The new Government, which will likely be formed ahead of snap General Elections, will need to maintain strong macroeconomic fundamentals and avoid deeply shattering political developments, such as the constitutional crisis seen in late 2018 which resulted in a ratings downgrade, because the country would have to return to international capital markets multiple times to raise a minimum of $ 3 billion each year to repay outstanding debt. 

This debt is likely to continue until about 2023 and after a break of a couple of years, Sri Lanka will once again face hefty repayments. Sri Lanka simply cannot afford to have quick-fix measures by playing with fiscal and monetary policy rates or repeated political crises because then borrowings will become even more expensive. 

Another point for the new President will be managing the exchange rate. From the second half of 2011 up to 11 February 2012, the Government spent $ 4.5 billion trying to defend the exchange rate and it ended up depreciating by 13% anyway. The same happened in 2015 when $ 2 billion in reserves were spent to try to defend the currency but the rupee ended up depreciating by 10%. Sri Lanka cannot afford to have these mistakes repeated. 

The World Bank expects Sri Lanka’s economic growth to decelerate to 2.7% by the end of this year from an earlier forecast of 3.5% in June amid security challenges and political uncertainty. During the second quarter of this year, the economy grew by 1.6%, the slowest pace in more than five years.

The medium-term outlook is subject to the country’s ability to ensure political stability and a return to normalcy.
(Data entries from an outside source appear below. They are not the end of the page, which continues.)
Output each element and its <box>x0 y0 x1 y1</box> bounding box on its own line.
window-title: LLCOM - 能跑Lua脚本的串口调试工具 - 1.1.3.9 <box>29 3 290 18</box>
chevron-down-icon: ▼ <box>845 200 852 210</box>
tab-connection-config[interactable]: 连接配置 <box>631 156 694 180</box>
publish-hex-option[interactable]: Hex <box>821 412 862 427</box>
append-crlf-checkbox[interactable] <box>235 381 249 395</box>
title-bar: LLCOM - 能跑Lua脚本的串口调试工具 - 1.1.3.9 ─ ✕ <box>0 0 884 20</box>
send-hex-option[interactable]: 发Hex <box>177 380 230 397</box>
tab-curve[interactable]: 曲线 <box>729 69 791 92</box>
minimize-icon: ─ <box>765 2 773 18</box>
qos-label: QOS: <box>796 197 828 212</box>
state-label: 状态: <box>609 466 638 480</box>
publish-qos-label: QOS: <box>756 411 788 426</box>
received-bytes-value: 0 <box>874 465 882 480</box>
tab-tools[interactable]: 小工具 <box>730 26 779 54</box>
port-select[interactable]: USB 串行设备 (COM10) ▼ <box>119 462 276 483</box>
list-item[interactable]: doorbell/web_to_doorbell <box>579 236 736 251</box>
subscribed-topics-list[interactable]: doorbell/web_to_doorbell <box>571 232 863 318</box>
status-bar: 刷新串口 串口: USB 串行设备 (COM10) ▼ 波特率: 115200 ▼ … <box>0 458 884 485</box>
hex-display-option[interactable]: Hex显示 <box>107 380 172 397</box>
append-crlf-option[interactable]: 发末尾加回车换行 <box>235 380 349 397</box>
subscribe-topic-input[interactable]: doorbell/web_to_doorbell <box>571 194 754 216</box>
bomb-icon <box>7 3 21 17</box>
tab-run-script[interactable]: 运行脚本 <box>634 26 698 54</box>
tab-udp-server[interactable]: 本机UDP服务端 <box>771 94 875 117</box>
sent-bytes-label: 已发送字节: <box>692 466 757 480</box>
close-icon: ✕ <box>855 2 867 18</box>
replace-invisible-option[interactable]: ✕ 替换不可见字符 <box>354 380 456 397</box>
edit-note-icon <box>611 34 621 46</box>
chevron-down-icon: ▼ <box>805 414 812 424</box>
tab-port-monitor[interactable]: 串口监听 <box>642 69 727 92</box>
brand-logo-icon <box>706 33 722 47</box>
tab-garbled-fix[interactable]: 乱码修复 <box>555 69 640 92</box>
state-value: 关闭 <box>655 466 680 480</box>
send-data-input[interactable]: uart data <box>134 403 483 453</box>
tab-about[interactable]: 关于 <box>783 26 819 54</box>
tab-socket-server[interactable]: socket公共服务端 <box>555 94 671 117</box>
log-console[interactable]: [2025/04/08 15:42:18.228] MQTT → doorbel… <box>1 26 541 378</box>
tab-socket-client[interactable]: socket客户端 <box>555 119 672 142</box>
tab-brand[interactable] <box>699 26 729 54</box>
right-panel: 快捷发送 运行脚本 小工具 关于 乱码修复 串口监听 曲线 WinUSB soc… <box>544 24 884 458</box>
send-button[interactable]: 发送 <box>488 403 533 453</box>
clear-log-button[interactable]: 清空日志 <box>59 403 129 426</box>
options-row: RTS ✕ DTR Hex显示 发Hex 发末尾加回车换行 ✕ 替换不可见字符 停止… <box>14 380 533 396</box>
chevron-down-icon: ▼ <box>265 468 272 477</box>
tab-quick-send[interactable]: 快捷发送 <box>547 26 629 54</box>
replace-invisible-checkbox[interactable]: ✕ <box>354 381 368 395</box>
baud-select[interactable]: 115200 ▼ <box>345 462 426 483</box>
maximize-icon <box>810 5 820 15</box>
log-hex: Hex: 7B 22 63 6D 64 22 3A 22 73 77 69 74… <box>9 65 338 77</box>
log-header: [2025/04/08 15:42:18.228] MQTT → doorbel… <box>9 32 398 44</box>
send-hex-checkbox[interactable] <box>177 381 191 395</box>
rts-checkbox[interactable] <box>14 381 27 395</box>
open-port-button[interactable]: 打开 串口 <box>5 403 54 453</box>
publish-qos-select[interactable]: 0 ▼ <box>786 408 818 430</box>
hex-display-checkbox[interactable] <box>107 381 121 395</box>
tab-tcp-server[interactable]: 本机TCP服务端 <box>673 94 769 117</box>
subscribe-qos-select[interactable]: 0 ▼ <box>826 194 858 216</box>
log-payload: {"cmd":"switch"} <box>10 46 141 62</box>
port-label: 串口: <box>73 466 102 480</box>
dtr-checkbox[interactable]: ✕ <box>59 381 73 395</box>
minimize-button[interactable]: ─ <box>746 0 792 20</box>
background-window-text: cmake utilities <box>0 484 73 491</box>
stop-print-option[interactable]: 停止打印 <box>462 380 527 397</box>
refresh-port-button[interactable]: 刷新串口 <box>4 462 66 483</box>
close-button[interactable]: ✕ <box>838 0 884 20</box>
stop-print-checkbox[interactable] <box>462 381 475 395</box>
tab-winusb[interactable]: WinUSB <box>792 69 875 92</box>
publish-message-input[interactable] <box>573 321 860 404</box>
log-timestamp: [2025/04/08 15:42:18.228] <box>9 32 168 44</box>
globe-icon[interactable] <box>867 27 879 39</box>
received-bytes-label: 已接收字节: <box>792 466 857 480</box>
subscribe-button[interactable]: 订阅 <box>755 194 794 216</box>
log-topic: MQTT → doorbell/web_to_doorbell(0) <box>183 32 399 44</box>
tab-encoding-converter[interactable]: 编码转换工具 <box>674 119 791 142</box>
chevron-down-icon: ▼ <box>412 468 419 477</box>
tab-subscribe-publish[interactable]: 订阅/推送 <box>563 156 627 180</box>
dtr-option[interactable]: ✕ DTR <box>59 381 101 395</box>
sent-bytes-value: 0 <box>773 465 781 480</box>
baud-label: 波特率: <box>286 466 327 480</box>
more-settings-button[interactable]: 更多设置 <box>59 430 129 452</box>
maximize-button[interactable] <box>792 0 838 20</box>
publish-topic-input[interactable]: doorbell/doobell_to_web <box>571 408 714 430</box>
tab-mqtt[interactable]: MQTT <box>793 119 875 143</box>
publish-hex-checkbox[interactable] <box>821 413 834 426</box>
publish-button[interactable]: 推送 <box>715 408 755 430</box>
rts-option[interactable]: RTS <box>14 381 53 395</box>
The Central Bank has a somewhat rosier prediction of 3% but has admitted that dampened investor sentiment is unlikely to change until about March 2020 when the Presidential and Parliamentary Election cycle is expected to wind down. 

The report calls on the Government to remain focused on (a) continuing fiscal consolidation by broadening the tax base and aligning spending with priorities; (b) shifting to a private investment-tradable sector-led growth model by improving trade, investment, innovation and the business environment; (c) improving governance and SOE performance; (d) addressing the impact of an aging workforce by increasing labour force participation, encouraging longer working lives and investing in skills to improve productivity; and (e) mitigating the impact of reforms on the poor and vulnerable with well-targeted social protection spending. This will be the challenges that are now before President Rajapaksa. 

One can argue that this is the only roadmap that matters, and it is this that will provide the biggest challenge to the new President. The public have shown that the economy matters and the success of the next President is indubitably tied to his ability to deliver growth.